You seem to think philosophy of science hasn’t advanced beyond Hume and Popper. That’s dubious, but there’s no need to get into that. You say, “Even if we did have some degree of confirmation though it still wouldn’t be much.” So what would you say is the degree of confirmation of the statement that species evolve in part by natural selection or that the universe is older than six thousands years? If you say, “not much,” I doubt more than one percent of scientists would agree with you. If theories of truth and probability can’t yet explain the difference in value between saying, “The universe is billions of years old” and “The universe is only several thousand years old,” so much the worse for those theories.

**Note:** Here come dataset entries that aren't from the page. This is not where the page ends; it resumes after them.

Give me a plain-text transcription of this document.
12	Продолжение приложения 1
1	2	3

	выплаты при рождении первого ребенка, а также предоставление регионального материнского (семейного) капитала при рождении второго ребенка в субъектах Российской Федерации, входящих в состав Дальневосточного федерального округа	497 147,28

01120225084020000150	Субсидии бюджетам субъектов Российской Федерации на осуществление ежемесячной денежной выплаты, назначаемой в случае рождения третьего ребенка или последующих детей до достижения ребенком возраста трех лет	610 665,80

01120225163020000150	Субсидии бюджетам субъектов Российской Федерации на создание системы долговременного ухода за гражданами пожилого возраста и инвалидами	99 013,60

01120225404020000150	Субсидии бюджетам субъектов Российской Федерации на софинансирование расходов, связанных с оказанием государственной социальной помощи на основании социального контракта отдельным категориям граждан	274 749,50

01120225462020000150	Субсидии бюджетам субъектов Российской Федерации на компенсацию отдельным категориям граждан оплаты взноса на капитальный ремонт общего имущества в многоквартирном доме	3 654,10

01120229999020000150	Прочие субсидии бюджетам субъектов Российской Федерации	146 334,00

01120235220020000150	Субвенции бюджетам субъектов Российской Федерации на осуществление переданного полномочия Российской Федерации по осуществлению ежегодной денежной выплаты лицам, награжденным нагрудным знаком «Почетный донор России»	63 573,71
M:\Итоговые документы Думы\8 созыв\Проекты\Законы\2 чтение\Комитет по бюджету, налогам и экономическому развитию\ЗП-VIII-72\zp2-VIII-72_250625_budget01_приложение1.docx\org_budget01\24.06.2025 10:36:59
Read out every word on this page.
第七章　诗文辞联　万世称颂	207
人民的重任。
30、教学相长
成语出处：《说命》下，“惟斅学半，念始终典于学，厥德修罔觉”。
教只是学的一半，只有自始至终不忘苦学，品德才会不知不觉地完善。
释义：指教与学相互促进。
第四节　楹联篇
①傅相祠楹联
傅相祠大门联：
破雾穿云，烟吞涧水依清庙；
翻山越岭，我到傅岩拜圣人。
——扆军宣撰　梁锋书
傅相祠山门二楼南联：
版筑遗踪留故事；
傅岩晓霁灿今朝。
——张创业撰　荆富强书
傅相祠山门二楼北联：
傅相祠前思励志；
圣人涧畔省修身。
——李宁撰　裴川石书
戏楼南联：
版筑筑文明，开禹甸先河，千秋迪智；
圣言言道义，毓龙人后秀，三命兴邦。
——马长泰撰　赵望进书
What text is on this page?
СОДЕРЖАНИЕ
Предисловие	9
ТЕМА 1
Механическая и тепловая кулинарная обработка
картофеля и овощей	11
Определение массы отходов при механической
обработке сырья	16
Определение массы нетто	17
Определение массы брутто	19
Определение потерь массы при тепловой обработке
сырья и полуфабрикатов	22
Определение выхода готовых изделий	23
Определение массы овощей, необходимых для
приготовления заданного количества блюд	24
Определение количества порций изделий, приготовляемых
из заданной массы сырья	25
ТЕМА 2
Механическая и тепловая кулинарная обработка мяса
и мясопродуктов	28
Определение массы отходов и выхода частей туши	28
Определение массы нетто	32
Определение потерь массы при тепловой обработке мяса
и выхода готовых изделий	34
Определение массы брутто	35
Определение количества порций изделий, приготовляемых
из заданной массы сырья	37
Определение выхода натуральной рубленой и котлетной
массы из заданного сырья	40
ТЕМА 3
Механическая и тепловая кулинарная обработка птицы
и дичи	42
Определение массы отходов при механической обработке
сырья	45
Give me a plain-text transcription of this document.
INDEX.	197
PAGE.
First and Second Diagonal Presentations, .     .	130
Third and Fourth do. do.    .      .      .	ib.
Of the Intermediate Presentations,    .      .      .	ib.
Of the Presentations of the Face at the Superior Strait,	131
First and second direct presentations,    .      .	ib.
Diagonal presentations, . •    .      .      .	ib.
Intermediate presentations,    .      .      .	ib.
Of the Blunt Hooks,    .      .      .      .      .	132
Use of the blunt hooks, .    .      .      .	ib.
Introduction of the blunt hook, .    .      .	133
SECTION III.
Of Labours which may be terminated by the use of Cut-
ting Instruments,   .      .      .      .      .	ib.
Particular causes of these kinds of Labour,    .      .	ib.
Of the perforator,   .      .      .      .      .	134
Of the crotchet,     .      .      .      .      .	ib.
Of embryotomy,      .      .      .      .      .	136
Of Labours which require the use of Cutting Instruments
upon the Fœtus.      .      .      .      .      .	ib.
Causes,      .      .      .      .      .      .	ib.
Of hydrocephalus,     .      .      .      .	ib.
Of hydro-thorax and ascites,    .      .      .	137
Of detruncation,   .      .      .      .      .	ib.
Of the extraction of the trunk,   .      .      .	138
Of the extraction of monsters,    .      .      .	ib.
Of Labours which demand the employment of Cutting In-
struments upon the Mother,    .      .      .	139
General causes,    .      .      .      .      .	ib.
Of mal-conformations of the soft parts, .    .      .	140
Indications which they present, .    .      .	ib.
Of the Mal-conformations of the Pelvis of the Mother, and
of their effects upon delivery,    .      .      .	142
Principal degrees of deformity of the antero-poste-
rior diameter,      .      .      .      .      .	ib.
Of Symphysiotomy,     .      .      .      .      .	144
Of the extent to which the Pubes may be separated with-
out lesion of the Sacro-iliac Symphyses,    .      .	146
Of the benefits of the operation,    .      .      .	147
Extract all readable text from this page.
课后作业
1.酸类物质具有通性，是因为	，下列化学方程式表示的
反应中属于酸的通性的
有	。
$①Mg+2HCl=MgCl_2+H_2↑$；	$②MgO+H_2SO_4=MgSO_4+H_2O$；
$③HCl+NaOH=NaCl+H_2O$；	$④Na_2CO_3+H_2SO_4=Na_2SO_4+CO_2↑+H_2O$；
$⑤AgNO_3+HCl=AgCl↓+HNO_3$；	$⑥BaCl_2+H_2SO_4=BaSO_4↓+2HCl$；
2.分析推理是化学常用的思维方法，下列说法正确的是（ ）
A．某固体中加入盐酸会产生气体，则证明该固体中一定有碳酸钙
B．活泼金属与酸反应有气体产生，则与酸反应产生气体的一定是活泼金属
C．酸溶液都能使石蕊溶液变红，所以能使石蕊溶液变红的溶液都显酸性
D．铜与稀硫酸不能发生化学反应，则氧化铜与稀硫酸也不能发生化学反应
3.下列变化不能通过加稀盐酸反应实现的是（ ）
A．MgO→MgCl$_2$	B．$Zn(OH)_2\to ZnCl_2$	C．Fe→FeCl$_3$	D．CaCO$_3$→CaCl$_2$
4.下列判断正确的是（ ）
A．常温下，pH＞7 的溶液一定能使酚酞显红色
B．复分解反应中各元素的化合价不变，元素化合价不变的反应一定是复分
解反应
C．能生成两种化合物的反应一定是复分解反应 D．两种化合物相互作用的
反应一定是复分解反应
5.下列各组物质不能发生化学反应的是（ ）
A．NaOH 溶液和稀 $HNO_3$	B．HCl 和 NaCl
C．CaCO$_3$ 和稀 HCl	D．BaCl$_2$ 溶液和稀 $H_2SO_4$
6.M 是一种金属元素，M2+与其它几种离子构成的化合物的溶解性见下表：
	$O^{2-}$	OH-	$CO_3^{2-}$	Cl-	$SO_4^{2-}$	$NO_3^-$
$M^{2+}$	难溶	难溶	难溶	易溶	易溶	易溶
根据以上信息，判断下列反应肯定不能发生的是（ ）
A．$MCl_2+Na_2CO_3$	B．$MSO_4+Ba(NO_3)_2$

But I agree with the thrust of your criticism of science. If you check out my blog, you’ll see that I promote something like Lovecraft’s cosmicism and that I criticize naturalism, secular humanism, and the correspondence theory of truth as being overly optimistic and hubristic. So I agree we shouldn’t expect that human knowledge will completely mirror everything that exists. I actually take a pragmatic view towards science and truth.
When you say that “science doesn’t entail naturalism,” you leave out the “methodological” part from my statement. I agree that scientific methods don’t force scientists to be metaphysical materialists or to deny that people can walk on water or live after the body’s death. Practically speaking, though, scientists are committed to methodological (not metaphysical) naturalism. Scientists will tackle any miracle claim by trying to naturalize the phenomenon. Once you naturalize the phenomenon, the claim is no longer about a miracle in the theological sense, since the event no longer transcends nature.
You say, “Science is mute on topics which are not falsifiable and not empirical.” I agree that scientists tend not to talk about poetic or religious issues, since those issues tend not to be expressed in scientific language. Most scientists would take that to mean that those issues should be dismissed, that those phenomena are subjective rather than objective. Of course, there are exceptions such as Francis Collins, but most scientists are in fact atheists, especially at the elite level.
In any case, that’s a tempest in a teapot, because there’s philosophy in addition to science. Scientists may not speak on those issues, but philosophers are free to do so, and most living professional philosophers are themselves naturalists and atheists.